En tout cas, la psychologie, plus précisément la psychologie humaine, intervient à plus d’un titre dans la thèse de Reinach. Elle lui sert en effet tant à expliquer l’émergence et la teneur des systèmes juridiques que l’interprétation et l’application du droit. Elle se réserve la part théorique dans l’analyse du droit, puisque la « philosophie du droit » est consacrée à l’éthique.

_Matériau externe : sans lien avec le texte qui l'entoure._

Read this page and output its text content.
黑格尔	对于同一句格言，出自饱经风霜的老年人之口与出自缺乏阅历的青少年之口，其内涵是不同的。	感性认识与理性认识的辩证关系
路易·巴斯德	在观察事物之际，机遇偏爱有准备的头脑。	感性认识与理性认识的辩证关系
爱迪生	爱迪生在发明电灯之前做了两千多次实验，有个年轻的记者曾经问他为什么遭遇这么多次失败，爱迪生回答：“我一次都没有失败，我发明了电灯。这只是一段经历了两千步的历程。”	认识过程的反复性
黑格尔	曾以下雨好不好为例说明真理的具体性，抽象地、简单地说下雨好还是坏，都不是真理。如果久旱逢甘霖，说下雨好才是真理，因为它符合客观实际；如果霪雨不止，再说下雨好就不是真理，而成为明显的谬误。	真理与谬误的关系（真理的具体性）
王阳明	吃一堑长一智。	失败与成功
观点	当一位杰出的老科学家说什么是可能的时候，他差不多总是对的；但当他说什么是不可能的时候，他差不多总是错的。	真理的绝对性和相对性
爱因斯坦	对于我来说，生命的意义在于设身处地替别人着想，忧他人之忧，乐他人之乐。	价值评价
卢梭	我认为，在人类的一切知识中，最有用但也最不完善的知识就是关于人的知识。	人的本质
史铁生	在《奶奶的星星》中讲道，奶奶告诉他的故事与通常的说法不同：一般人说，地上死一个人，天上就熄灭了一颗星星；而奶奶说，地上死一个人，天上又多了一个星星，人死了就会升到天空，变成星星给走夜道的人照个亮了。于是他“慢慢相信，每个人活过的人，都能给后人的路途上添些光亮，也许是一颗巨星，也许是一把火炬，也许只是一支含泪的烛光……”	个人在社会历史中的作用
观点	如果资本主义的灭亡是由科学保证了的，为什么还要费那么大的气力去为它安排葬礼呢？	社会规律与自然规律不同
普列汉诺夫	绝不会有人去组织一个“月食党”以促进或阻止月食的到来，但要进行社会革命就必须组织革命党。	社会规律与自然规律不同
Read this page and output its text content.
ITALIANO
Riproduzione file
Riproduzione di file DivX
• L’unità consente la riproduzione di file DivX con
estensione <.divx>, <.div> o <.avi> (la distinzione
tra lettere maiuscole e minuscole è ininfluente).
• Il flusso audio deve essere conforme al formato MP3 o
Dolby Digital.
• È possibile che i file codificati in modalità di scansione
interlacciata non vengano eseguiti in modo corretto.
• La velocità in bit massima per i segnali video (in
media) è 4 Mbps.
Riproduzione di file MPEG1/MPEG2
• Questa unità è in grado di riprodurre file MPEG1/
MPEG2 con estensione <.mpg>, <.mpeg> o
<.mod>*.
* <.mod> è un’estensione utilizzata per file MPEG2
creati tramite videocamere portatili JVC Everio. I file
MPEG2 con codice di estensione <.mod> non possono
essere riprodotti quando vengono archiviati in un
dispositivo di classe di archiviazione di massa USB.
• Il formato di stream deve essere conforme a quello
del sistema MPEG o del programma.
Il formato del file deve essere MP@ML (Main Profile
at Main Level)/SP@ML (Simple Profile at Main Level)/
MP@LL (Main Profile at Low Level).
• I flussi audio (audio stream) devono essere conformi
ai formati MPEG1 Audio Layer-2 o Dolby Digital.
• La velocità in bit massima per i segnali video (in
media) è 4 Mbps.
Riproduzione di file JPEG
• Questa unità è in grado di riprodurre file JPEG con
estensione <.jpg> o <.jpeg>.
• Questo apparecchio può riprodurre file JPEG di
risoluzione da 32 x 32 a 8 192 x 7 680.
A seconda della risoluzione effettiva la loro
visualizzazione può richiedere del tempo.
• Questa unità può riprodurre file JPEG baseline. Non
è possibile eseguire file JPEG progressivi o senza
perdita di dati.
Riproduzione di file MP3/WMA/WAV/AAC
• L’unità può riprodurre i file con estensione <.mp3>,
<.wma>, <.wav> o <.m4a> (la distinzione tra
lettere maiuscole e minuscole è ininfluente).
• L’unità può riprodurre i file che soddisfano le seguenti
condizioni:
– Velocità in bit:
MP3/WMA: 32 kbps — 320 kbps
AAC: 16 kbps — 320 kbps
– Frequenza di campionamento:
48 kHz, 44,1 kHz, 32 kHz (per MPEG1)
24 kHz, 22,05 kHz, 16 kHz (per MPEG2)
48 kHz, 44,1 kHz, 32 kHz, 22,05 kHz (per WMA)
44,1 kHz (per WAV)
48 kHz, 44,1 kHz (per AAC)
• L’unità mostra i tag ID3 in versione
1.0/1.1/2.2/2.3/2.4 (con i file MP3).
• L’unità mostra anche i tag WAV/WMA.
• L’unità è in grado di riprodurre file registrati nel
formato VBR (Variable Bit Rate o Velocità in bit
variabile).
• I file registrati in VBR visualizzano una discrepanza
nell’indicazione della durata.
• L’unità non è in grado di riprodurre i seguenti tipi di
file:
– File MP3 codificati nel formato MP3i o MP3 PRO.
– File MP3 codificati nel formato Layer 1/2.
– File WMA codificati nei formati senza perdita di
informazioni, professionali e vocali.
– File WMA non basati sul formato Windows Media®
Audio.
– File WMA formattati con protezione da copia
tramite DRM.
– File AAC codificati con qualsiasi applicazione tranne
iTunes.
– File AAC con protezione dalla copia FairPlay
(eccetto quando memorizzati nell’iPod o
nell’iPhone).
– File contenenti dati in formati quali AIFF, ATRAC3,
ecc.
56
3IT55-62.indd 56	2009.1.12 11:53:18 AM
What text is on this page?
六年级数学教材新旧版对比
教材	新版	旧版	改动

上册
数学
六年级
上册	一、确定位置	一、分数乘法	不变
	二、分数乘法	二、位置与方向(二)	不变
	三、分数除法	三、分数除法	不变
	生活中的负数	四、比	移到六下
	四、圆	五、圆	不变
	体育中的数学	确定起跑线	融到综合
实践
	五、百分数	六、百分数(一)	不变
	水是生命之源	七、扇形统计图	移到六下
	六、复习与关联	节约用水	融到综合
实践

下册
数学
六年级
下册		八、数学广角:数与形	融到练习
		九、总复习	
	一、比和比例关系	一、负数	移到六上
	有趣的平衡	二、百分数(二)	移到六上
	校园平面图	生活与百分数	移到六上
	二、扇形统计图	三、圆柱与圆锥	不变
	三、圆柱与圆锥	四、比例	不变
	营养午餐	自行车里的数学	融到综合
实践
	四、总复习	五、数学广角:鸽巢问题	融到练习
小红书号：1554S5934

Qu’en est-il de Lipps dans la thèse de Reinach ? Étrangement, Lipps n’est pas mentionné lorsqu’il s’agit d’établir les rapports généraux entre droit, philosophie et psychologie. Ainsi, Reinach ne l’invoque notamment pas lorsqu’il restreint la philosophie du droit à l’éthique, ni lorsqu’il oppose psychologie théorique et psychologie pratique du droit. Lipps est uniquement cité quand il est question de la mise en oeuvre de la psychologie descriptive ou explicative-causale par le juriste. Ainsi, Reinach renvoie à Lipps afin d’élucider la nature de l’« intention » (Vorsatz) ou de discuter la sensation de « mienneté » d’une action dépendante de la volonté du sujet (Reinach 1989 [1905], 30.19-35 et 41.35-42.1). Par ailleurs, Reinach affirme que l’interprétation identique, par le juriste, des mêmes expressions utilisées par le législateur dans des circonstances similaires est justifiée par la règle lippséenne de la « fidélité à soi » (Reinach 1989 [1905], 6.38-7.4).

Or, indépendamment des références explicites de Reinach, il semble que Lipps fasse jouer un rôle important à la psychologie dans sa théorie du droit. Ainsi, il soutient que la « peine » est destinée à faire prendre conscience de son mauvais comportement au criminel et de permettre ainsi une réconciliation avec la victime. La « peine » n’est pas tant une « action externe » qu’une « réaction interne » à l’injustice, plus précisément l’« exigence » émanant de la victime qu’il y ait une prise de conscience morale chez le criminel. Cette exigence, dit Lipps, est incluse dans le concept même de peine et est donc présupposée dans tous nos jugements et pratiques punitifs (Lipps 1899, p. 290 et 294)[11].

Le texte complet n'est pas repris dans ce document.